B Cycle – 5th Sunday in Lent 15

As we are approaching the end of our Lenten season I was talking with some people about Lenten sacrifices.  Some were successful in maintaining what they committed to do during Lent. Others were successful for most of the past five weeks; while others failed miserably.  Those who failed needed some reassurances that God was not going to judge them on a  self-imposed duty.  In fact this led to a broader discussion of the moral laws which define sin for us.   God has had thousands of years of watching us continually failing to faithfully follow the law.  There was so much failure that he promised to do something to make it so we could always follow the law.  Once he fulfilled his promise, the law would no longer define what we are not.   Instead our lives would define who we are – sons and daughters of the living God.

Through the prophet Jeremiah God promised to change our hearts. “I will place my law within them and write it upon their hearts; I will be their God, and they shall be my people.   No longer will they have need to teach their friends and relatives how to know the LORD. All, from least to greatest, shall know me, says the LORD, for I will forgive their evildoing and remember their sin no more (Jer. 31: 31-34).

God says plainly that he will change our hearts by imprinting on it his design of how to live lives which conform to his will. Then in the prophecy of Ezekiel he said this new heart would happen by placing the Spirit within us; so God’s promises were fulfilled with the death of Jesus and then with the outpouring of the Holy Spirit at Pentecost. But he promised us even more than a change in our hearts. He also tells us he would forgive us our sins and remember them no more. We need to do more than to hear those words “remember them (your sins) no more.”   We need to believe them because they tell us more about God’s desire for us to be holy than we can learn in years of study.

Paul tells us in Romans 7 that the law can only point out what is sin. How right he is for the law can do nothing more than condemn us of our failings. So let me say this in another way, the law can do nothing to make us holy or righteous. But God changing our hearts will imprint on our very core an understanding of how God desires us to live. So that our new hearts know that when we failed to keep a Lenten sacrifice, instead of making us feel like a failure we will rely more on God in the future. So failing to keep our Lenten promise in one sense is just as or more rewarding as keeping it.

Without this new heart we are totally dependent on our will to adhere to a law or pledge. So we define righteousness by how well we succeeded in keeping our Lenten sacrifice. But if we succeed in keeping our pledge and go back to our old habits, what have we achieved. In the end we are nothing more than law abiders whose hearts are far from God. Paul sums this up for us when he said “For if righteousness comes through the Law, then Christ died needlessly” (Gal. 2:21). This is exactly why we need to surrender and die to self-help in our quest for holiness. It is exactly why God said he would do it for us through the outpouring of the Spirit changing our hearts.

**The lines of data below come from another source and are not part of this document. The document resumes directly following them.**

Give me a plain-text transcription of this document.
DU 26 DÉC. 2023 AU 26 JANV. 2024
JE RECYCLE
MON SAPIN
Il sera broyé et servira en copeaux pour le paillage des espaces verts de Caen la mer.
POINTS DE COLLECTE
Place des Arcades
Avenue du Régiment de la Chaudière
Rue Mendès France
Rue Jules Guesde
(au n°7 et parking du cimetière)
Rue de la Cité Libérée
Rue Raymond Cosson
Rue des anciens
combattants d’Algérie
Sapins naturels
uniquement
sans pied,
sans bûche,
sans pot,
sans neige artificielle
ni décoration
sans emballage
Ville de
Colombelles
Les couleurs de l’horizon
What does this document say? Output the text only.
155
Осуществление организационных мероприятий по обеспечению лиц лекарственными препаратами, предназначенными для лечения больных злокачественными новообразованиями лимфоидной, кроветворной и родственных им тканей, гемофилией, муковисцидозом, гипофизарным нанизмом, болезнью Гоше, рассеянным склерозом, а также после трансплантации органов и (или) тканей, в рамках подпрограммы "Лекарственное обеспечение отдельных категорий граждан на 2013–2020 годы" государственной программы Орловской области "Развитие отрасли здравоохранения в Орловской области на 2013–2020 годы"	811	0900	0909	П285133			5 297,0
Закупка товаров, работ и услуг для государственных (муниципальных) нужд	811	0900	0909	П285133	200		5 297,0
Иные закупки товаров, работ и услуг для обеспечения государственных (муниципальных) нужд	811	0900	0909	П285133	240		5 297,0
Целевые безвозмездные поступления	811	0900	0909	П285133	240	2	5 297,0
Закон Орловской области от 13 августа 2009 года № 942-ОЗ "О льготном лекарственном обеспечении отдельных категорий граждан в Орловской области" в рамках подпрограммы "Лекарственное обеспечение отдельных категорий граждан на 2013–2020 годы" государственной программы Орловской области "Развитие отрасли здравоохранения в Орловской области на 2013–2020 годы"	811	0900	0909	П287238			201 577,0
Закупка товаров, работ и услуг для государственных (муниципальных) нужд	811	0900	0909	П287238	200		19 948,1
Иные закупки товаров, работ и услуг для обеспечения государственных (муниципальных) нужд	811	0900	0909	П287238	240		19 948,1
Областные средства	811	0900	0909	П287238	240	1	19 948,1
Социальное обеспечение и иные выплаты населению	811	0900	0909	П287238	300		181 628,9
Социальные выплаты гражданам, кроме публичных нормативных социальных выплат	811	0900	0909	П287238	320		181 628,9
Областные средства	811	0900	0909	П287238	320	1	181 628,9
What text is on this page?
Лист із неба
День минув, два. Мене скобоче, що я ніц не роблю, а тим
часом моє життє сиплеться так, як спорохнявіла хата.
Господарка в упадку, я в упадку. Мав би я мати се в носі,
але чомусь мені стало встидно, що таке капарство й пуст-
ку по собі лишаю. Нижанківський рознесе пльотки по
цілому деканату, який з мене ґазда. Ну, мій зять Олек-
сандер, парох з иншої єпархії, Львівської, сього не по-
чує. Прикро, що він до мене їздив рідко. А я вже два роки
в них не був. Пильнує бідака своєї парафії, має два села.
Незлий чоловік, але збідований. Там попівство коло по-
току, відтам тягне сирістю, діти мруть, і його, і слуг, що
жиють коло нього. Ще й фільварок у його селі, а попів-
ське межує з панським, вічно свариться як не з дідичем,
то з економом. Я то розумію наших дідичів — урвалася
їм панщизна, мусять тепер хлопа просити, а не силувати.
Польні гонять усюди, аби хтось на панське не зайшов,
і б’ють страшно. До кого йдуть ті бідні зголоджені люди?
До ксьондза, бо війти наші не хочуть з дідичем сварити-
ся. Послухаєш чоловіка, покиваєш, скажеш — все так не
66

Paul tells us, “…the law was our tutor to lead us to Christ” (Gal. 3:24) but at some point that law now written on our hearts must lead us to repentance and into the arms of the Father. Once we let God embrace us we begin to understand the truth of his promise.  It is only when we act on the understanding that he has forgotten and remembers no more that everything changes for us.

Before this truth is real for us we will continue to live in the past with our failings haunting us?  Have we become so programmed by the world to believe that mistakes must not only be overcome but must be rectified by some act?  Must we always pay the piper for failure?  God does not require sacrifice for our failures.  His only desire is that we open ourselves up to his mercy and forgiveness.  No price has to be paid for our unfaithfulness beyond the price of Jesus on the Cross. But it does require us to acknowledge that the price was paid and because it was paid we must believe God’s love for us is unconditional.

Words should fail us when we finally grasp this act of love. But we do need to accept the gift of grace offered to us by the life and death of Jesus Christ.  Offer God your heart in the remaining time left of Lent.  Make a promise to God that you will attend the three services of the coming Triduum the first weekend in April.

The Mass of the Lords Supper gives us a visual about forgiveness when feet are washed.  Let us mentally place our feet into the hands of Jesus and feel his cleansing power – not of our feet but of our souls.

Let us on Good Friday look at that wood of the cross and let us see on it our sinfulness.  Let us accept and embrace the fact that the death of Jesus was the price of our sin and it was paid in full. “According to the Law…without shedding of blood there is no forgiveness (Heb. 9:22).  Forgiveness has been handed to us as a free gift of grace.  Accept this gift and mentally remember his words – I have forgiven them and have forgotten them.  Then give God thanks as you reverence the cross on that day.

Then on Easter when God’s glory is revealed in the resurrection, picture yourself as he promised you would be – a new creation in Christ. Free from condemnation because you remember his promise to forget your past.  Alive to Christ because of the Holy Spirit and rejoice for He is Risen.  Sing the Glory to God with a new understanding of who you are.  Let this Easter be your rebirth for like the prodigal son…you were once dead and now you live a new life in Christ.